Spocatti lifted an eyebrow at her. “You’re telling me what to do?”
“This is how I eat, baby. This is what I do. I don’t need no trouble here. Just be cool. I’ll get you inside.”
And she did.
The door closed, swung open again and Frankie stood there, folding the bill into a neat square. He smiled at Spocatti, reached out to slap Divine’s ass. “Welcome to Heaven,” he said.
* * *
Heaven was straight down a staircase that leaned left.
Lights flashed and skidded up the black walls, giving the illusion of movement within shadows too dark to judge depth. The floor thudded with the driving beat of industrial music. The air was cooler here, and it smelled of sweat and rotting wood. At the top of the staircase, Divine turned to him. “I got friends here,” she shouted above the music, backing down the stairs, white gloved fingers tiptoeing along the rail. Itching to get away from him. “I gotta see them. You’ll be okay alone? Just a few minutes?”
Spocatti moved down the staircase after her. “Is this the only way out of here?”
She nodded.
“You’re sure?”
“Yes, baby. Why?”
He looked over her shoulder and saw in the sudden ricochet of light the moons and planets of six faces peering up at him from the darkness of the stairwell, only to disappear and reappear again in different order. It was as if this universe was realigning i
tself, unraveling.
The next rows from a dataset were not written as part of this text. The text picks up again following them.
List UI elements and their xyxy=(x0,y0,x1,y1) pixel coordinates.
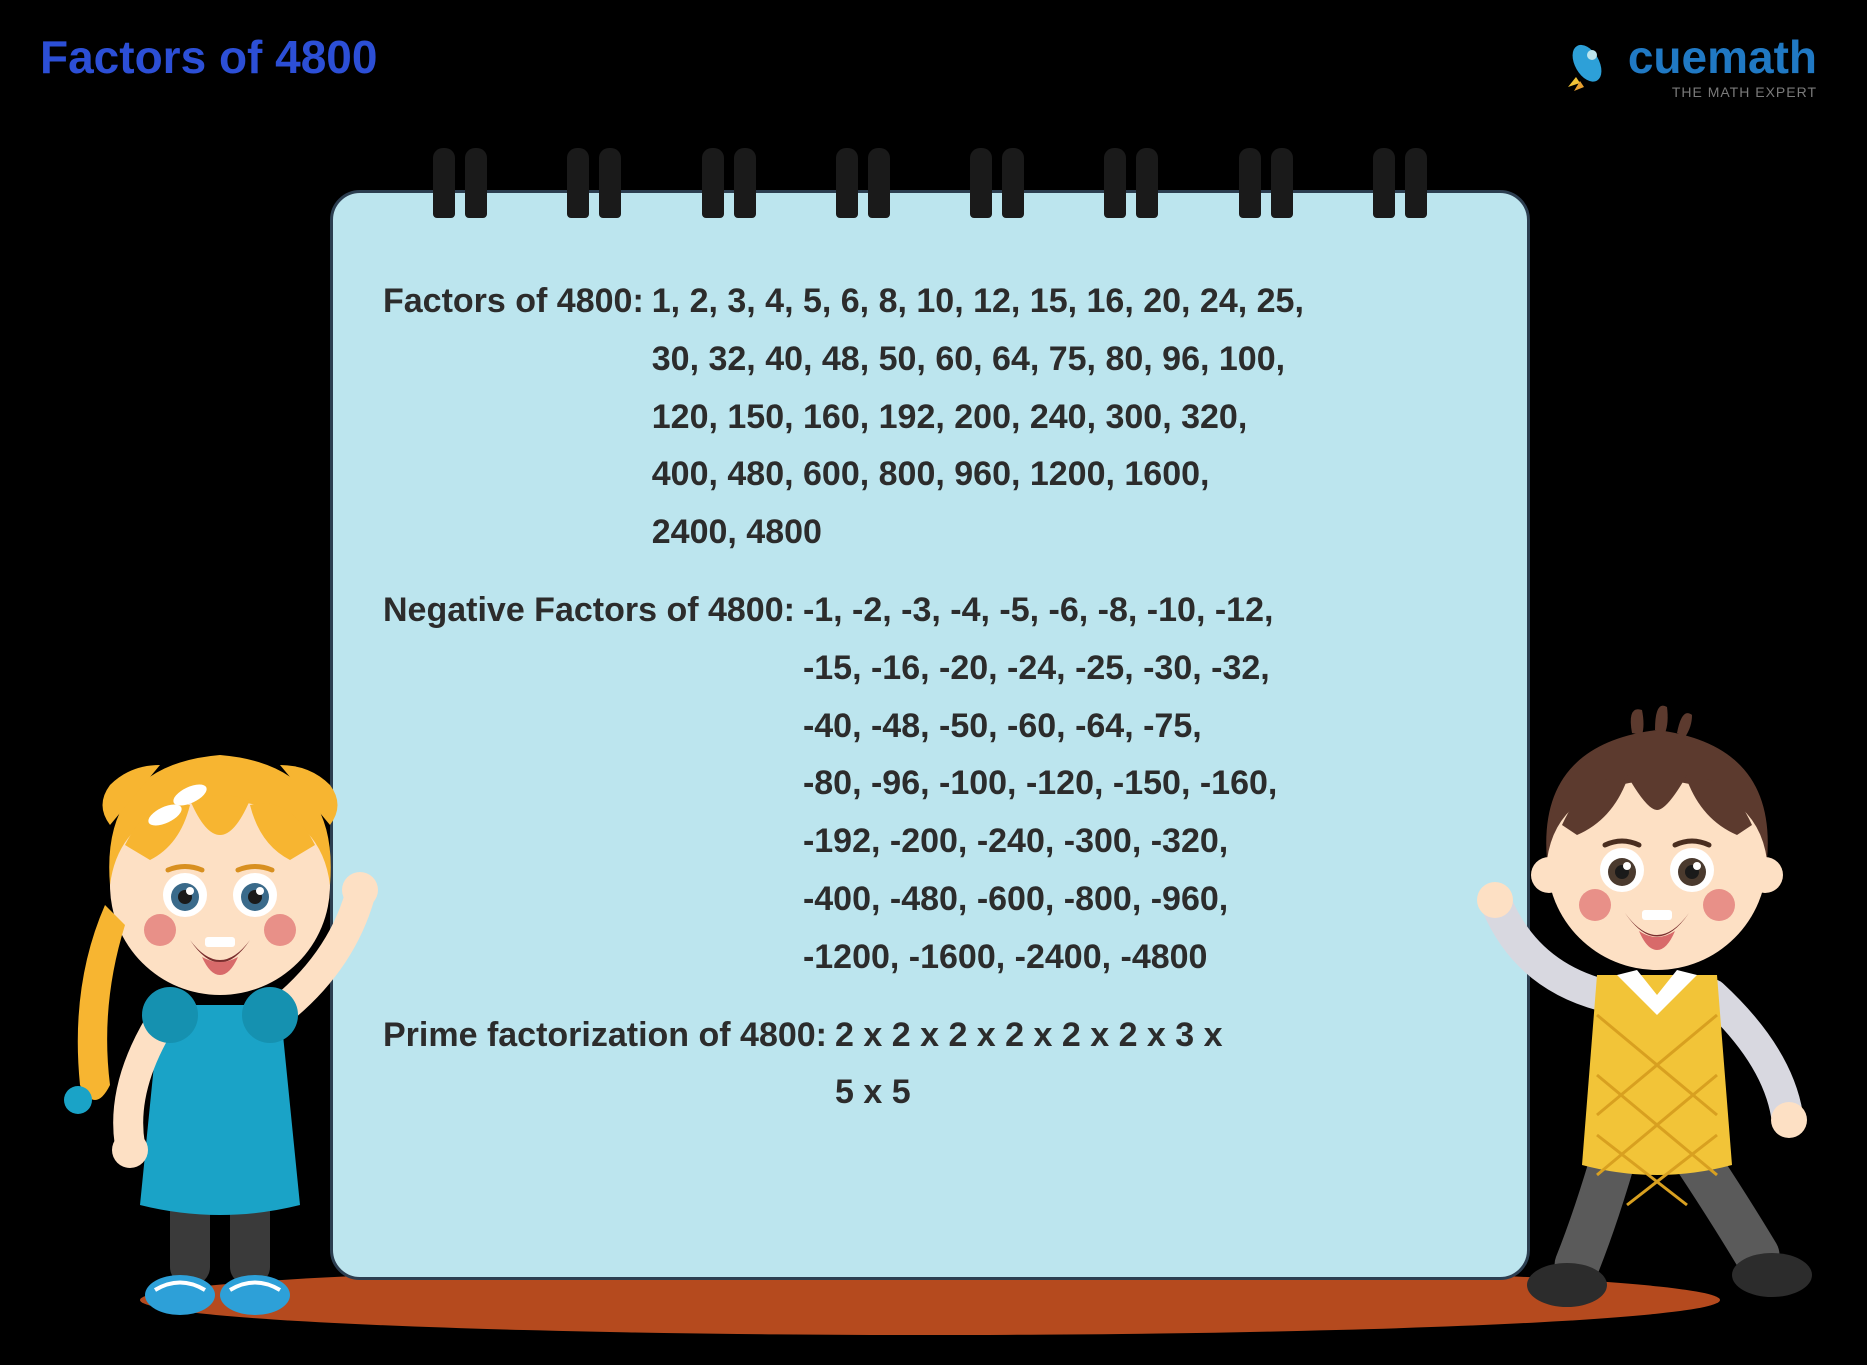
notepad-content: Factors of 4800:1, 2, 3, 4, 5, 6, 8, 10,… xyxy=(383,273,1477,1122)
section-values: 2 x 2 x 2 x 2 x 2 x 2 x 3 x5 x 5 xyxy=(835,1007,1477,1123)
spiral-binding xyxy=(962,148,1032,228)
spiral-binding xyxy=(559,148,629,228)
section-label: Factors of 4800: xyxy=(383,273,644,331)
notepad: Factors of 4800:1, 2, 3, 4, 5, 6, 8, 10,… xyxy=(330,190,1530,1280)
brand-logo: cuemath THE MATH EXPERT xyxy=(1558,30,1817,100)
spiral-binding xyxy=(425,148,495,228)
page-title: Factors of 4800 xyxy=(40,30,377,84)
section-label: Negative Factors of 4800: xyxy=(383,582,795,640)
brand-name: cuemath xyxy=(1628,31,1817,83)
character-boy xyxy=(1467,675,1847,1325)
content-section: Factors of 4800:1, 2, 3, 4, 5, 6, 8, 10,… xyxy=(383,273,1477,562)
spiral-binding xyxy=(1096,148,1166,228)
spiral-binding xyxy=(694,148,764,228)
content-section: Negative Factors of 4800:-1, -2, -3, -4,… xyxy=(383,582,1477,987)
section-values: -1, -2, -3, -4, -5, -6, -8, -10, -12,-15… xyxy=(803,582,1477,987)
spiral-bindings xyxy=(393,148,1467,228)
spiral-binding xyxy=(828,148,898,228)
spiral-binding xyxy=(1231,148,1301,228)
spiral-binding xyxy=(1365,148,1435,228)
rocket-icon xyxy=(1558,35,1618,95)
section-values: 1, 2, 3, 4, 5, 6, 8, 10, 12, 15, 16, 20,… xyxy=(652,273,1477,562)
section-label: Prime factorization of 4800: xyxy=(383,1007,827,1065)
brand-tagline: THE MATH EXPERT xyxy=(1628,84,1817,100)
content-section: Prime factorization of 4800:2 x 2 x 2 x … xyxy=(383,1007,1477,1123)
character-girl xyxy=(50,705,390,1325)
He took Divine’s arm and led her down the stairs. “Tall woman,” he said in her ear. “Early thirties. Shoulder-length dark hair. Scar on her left cheek. Striking. Name’s Maggie Cain. Find her and you’ll get your money back, plus another grand.”
“Plus another grand?”
They paused at the bottom of the stairs and looked left. The basement was as cavernous as it was captivating. Low ceilings were strung with spinning lights, thick rotting beams jutted at odd angles from the dirt floor, crowds of naked people were twirling to the music.
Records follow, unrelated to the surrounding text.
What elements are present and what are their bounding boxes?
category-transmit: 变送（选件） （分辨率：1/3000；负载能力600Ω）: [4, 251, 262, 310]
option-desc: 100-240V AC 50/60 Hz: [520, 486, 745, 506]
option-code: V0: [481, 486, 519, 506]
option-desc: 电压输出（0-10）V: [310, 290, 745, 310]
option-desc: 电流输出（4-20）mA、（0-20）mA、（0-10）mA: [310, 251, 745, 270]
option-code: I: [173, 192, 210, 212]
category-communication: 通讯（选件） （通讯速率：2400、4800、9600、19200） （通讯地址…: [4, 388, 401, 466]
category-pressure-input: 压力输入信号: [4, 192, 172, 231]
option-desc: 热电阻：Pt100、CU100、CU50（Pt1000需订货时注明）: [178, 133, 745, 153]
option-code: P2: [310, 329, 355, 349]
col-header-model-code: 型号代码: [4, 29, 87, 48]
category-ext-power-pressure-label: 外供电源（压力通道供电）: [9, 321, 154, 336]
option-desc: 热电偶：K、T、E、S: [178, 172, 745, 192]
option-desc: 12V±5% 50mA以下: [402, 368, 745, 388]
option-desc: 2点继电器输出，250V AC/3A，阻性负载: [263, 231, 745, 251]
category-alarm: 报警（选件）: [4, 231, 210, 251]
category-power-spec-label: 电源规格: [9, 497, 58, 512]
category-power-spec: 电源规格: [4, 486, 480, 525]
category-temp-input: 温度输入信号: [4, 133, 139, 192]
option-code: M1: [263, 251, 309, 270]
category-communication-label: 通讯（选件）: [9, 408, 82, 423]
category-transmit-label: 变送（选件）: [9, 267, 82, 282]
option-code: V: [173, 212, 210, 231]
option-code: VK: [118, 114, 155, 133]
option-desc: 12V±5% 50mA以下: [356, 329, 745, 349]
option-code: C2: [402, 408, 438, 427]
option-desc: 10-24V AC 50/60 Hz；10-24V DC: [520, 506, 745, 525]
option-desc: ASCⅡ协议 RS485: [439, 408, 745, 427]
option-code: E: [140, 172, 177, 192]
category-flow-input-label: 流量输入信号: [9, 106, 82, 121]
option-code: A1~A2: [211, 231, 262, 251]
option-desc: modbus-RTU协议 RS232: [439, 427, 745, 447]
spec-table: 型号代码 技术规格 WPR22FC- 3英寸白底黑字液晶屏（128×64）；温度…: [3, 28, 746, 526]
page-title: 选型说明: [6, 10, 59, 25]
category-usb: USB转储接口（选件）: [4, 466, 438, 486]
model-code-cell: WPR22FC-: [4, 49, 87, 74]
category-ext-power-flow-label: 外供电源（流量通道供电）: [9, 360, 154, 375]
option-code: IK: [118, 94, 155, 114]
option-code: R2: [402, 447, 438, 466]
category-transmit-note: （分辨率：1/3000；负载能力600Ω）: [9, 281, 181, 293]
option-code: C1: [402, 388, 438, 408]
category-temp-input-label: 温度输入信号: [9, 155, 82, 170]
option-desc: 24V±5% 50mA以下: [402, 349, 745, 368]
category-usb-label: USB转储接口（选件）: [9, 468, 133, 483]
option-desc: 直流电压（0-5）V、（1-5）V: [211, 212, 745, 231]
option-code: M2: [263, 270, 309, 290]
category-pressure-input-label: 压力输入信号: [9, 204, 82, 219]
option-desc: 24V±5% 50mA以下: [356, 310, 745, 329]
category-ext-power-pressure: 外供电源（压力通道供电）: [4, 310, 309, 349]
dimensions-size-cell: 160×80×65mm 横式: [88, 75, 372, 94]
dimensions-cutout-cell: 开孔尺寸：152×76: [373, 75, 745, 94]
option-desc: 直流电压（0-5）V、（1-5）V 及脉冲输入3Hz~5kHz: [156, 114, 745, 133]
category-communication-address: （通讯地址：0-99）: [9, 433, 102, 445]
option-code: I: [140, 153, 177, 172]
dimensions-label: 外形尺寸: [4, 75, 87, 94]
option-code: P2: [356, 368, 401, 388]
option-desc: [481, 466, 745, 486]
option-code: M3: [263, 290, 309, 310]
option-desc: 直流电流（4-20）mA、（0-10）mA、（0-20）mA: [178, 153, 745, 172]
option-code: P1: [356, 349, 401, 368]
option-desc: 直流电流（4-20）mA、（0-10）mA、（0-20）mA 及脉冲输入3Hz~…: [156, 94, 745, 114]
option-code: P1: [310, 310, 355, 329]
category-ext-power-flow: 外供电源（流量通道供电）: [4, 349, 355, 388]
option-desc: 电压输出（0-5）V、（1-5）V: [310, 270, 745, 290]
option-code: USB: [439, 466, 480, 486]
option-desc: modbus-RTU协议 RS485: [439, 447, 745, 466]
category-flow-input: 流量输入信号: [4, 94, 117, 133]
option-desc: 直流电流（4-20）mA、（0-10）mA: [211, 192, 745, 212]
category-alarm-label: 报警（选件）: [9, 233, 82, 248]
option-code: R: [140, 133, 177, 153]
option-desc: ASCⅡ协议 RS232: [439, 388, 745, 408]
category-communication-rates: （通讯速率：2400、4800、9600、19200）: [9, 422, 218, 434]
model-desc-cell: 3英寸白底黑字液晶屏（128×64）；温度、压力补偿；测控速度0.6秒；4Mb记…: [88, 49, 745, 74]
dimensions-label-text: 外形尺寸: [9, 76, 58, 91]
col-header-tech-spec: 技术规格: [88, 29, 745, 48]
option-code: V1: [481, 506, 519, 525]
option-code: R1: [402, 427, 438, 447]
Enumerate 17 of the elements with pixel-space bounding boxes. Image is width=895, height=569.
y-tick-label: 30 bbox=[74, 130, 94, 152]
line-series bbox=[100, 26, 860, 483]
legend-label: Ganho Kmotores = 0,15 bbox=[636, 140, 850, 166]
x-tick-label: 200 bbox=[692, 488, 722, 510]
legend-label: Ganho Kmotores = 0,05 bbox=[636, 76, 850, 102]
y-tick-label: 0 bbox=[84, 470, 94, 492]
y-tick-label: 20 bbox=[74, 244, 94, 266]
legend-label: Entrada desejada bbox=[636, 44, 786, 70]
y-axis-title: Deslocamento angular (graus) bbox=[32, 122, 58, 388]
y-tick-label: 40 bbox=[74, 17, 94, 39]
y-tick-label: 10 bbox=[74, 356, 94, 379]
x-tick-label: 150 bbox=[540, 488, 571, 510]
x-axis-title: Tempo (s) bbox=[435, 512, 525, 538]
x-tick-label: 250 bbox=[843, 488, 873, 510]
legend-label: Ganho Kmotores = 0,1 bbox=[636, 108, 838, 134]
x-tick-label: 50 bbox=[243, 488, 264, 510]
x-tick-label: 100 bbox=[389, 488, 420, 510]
In one of the twelve metal cages lining the walls, someone in a Bush mask was sucking face with Obama’s twin. In front of them, a train of men trotted past, their identities smeared and distorted by the plastic wrap wound around their grinning faces. In the moment before he left her, Spocatti looked at Divine and saw on her face the wall she’d been building since childhood. Anger. Despair. Resentment. A surprising vulnerability. Never had she suspected that this would become her life, yet here it was.
Her tough luck.
He moved through the shifting wall of bodies and saw Maggie Cain almost immediately. She was across the room, her face pressed between the bars of a metal cage. Inside the cage, a heavy-set woman with nothing but a ball gag in her mouth and a pink ribbon in her hair was circling an elderly man lying naked on his back, his Tinker Toy legs lifted and parted in stirrups. Cain was talking to the man, who seemed disinterested in what she was saying.
Spocatti was interested.
He pushed forward and stepped within earshot, but he was too late—Maggie Cain was already pulling away. “You’re a fool, Alan, just like the rest of them.”
As she turned, Spocatti turned with her, showing her his back as she slipped into the crowd. He waited to make sure she wasn’t moving toward the exit before turning to glance at the man in the cage. He pressed a coke inhaler against his nostril and made kissing noises to the woman while he snorted the drug. He giggled and he laughed, and Spocatti, who never forgot a face, recognized him from the photographs Wolfhagen sent months ago, when the job was initially proposed and accepted.